Serving Clovis, Portales and the Surrounding Communities
RANDOLPH AIR FORCE BASE, Texas — Effective Wednesday, Air Force officials here will implement policy changes to improve sourcing efficiency of 365-day deployments and ensure airmen receive adequate notification before deployment.
The new policy sets the deployment “accept or decline” option at three calendar days, streamlines the verification process and incorporates the air and space expeditionary force reclama process (request to cancel the selected airman) for 365-day taskings.
It also requires a medical pre-assessment for airmen attending combat skills training. Officials expect the changes to reduce or eliminate late reporting dates and provide airmen more lead time than the 60 days or less notification some currently experience.
“These changes are designed to streamline the process and provide airmen adequate time to prepare themselves and their families before departing on 365-day deployments,” said Maj. Gen. K.C. McClain, the Air Force Personnel Center commander.
More than 1,850 airmen are on 365-day deployments, and about one-third received less than 60 days notification. Several factors slowed the selection process such as short notice of the requirement, an increase in declinations, and medical profiles.
Reducing the “accept or decline” option to three calendar days provides more time to notify the next airman in line. If the third calendar day is a weekend or holiday, the official notification period is extended to the first duty day thereafter.

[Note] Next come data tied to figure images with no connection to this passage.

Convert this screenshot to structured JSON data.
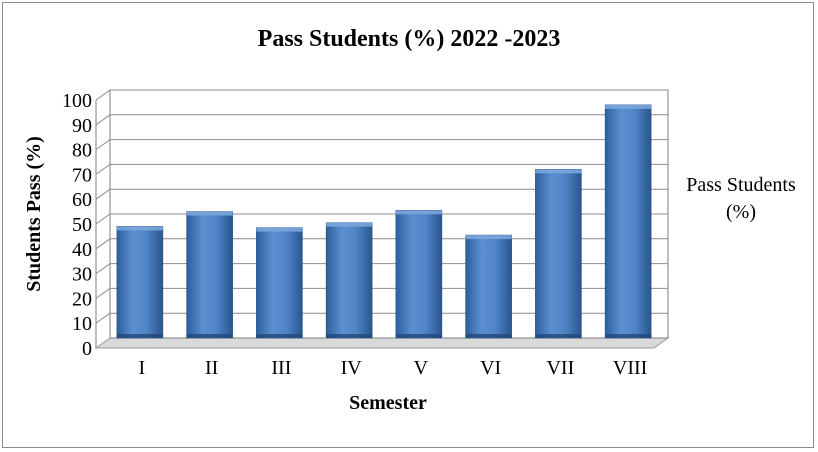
{
  "chart_data": {
    "type": "bar",
    "title": "Pass Students (%) 2022 -2023",
    "xlabel": "Semester",
    "ylabel": "Students Pass (%)",
    "categories": [
      "I",
      "II",
      "III",
      "IV",
      "V",
      "VI",
      "VII",
      "VIII"
    ],
    "series": [
      {
        "name": "Pass Students (%)",
        "values": [
          45,
          51,
          44.5,
          46.5,
          51.5,
          41.5,
          68,
          94
        ]
      }
    ],
    "ylim": [
      0,
      100
    ],
    "yticks": [
      "0",
      "10",
      "20",
      "30",
      "40",
      "50",
      "60",
      "70",
      "80",
      "90",
      "100"
    ],
    "grid": true,
    "legend_position": "right",
    "legend_lines": [
      "Pass Students",
      "(%)"
    ],
    "bar_color": "#4a7ebf",
    "bar_color_dark": "#2a5a96"
  }
}
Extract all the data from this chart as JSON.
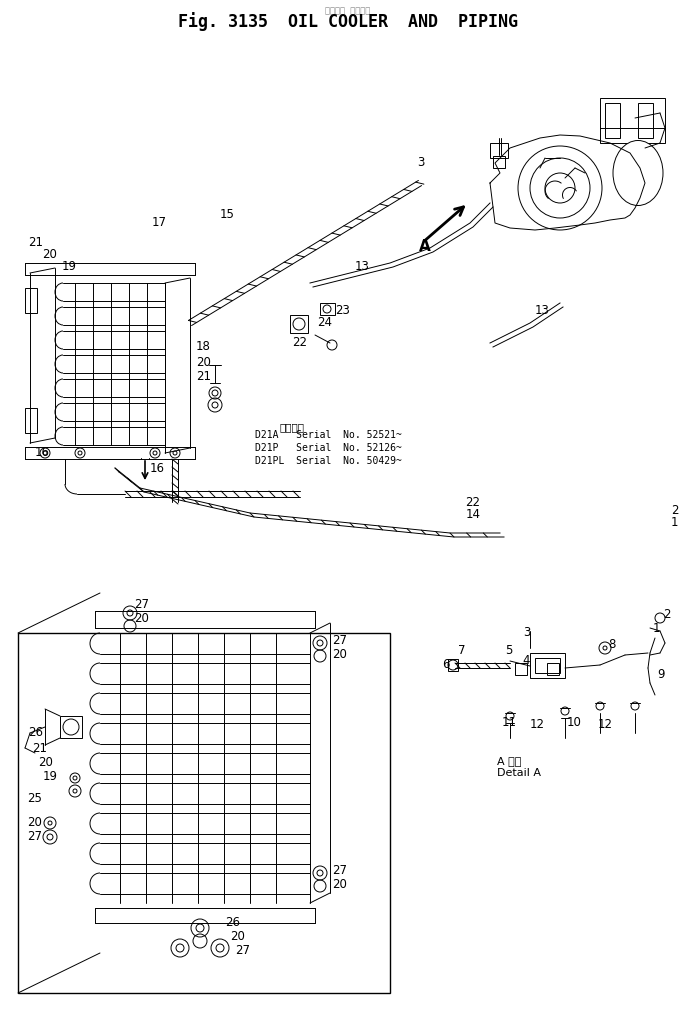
{
  "title1": "Fig. 3135  OIL COOLER  AND  PIPING",
  "title_jp": "通用番号",
  "serial": [
    "D21A   Serial  No. 52521~",
    "D21P   Serial  No. 52126~",
    "D21PL  Serial  No. 50429~"
  ],
  "bg": "#ffffff",
  "lc": "#000000"
}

The verification process is streamlined by identifying the most eligible airman Air Force-wide rather than identifying a capability within a command. This will reclaim up to six days in the overall selection process while maintaining major command visibility.
The adoption of the AEF reclama process standardizes all deployment cancellation requests by routing them through major command vice commanders. This standardizes and automates the process, increasing major command and wing leadership visibility and placing the decision point with commanders in the field.